Dalam dunia pendidikan formal, penekanan berlebihan pada pengembangan sisi kognitif peserta didik berdampak pada tidak proporsionalnya waktu, perhatian dan dukungan terhadap pengembangan dimensi afektif peserta didik. Pemerhati dan penulis sejumlah literatur pendidikan mengungkapkan,“...traditionally, the focus of schools has been cognitive. Students and teacher are rewarded for academic gains, not affective or humanistic progress (Langdan Evan, 2006). Fokus sekolah yang berorientasi pada ranah kognitif  dan tidak mengarahkan kepada ranah afektif yaitu sikap peduli terhadap lingkungan.

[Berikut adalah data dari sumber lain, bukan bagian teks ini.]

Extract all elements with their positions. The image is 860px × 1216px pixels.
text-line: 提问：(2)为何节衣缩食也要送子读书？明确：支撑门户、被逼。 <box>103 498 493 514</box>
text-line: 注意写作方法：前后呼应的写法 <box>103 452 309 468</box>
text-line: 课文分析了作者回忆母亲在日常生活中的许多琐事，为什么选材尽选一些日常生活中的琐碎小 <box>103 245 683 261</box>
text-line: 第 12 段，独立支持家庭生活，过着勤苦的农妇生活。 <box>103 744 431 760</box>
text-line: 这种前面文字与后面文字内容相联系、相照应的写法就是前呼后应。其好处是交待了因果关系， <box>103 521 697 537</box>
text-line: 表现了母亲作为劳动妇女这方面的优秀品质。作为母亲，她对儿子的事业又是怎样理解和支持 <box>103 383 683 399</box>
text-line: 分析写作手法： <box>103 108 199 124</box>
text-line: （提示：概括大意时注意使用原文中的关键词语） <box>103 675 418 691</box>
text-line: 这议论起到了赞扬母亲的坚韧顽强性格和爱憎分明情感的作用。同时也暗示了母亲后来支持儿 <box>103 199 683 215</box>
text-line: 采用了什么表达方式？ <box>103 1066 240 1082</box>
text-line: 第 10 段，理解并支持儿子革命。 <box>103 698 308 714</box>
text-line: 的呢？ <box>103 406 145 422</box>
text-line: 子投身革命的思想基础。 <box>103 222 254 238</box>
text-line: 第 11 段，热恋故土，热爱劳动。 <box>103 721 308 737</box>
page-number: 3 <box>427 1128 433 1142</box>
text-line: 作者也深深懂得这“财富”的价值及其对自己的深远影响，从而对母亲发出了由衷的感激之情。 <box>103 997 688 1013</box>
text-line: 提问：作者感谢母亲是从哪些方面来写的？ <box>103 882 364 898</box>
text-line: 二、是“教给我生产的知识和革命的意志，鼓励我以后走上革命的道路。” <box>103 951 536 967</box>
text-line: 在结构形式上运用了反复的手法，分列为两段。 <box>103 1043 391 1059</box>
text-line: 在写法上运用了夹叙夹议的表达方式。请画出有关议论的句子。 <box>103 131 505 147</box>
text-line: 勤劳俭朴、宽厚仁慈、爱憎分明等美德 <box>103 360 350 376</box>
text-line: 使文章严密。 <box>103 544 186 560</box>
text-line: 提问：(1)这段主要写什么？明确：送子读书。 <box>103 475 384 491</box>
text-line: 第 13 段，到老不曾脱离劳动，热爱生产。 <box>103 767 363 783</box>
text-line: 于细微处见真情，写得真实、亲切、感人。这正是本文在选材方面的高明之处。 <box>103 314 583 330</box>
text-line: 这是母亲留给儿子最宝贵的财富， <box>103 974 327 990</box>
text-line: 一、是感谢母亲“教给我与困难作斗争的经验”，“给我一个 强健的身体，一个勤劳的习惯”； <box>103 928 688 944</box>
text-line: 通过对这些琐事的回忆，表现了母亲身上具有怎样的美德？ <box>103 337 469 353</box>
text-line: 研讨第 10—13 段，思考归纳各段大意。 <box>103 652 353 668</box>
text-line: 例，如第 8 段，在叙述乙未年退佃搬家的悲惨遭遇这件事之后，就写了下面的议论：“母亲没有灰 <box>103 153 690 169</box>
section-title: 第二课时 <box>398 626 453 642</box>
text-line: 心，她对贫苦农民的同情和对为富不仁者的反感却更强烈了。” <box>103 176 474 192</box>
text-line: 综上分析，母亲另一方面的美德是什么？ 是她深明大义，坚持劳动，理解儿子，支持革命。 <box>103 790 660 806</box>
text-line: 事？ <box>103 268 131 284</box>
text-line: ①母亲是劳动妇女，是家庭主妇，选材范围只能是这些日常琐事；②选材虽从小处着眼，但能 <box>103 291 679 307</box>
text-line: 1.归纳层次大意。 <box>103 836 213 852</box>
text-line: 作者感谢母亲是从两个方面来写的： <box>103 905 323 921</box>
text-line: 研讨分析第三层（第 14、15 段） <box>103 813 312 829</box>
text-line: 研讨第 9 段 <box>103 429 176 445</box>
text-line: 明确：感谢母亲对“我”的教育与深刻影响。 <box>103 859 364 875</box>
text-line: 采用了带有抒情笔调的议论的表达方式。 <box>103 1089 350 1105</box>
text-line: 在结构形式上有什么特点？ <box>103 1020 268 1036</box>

Pendidikan pada masa lalu yang masih belum mengakomodir penanaman sikap, nilai dan karakter mulia di dalam pembelajaran, khususnya kepedulian lingkungan dapat teratasi dengan penanaman karakter melalui mata pelajaran di dalam satuan pendidikan. Kebijakan Nasional Pembangunan Karakter Bangsa 2010-2025 menunjukkan bahwa salah satu upaya penanaman karakter adalah melalui satuan pendidikan yang merupakan wahana pembinaan dan pengembangan karkater siswa yang dapat dilakukan secara formal di lingkungan sekolah yaitu dengan mengintegrasikan pembelajaran karakter dalam semua mata pelajaran, pelatihan para guru, dan penyediaan sumber-sumber belajar yang terkait dengan pengembangan karakter siswa.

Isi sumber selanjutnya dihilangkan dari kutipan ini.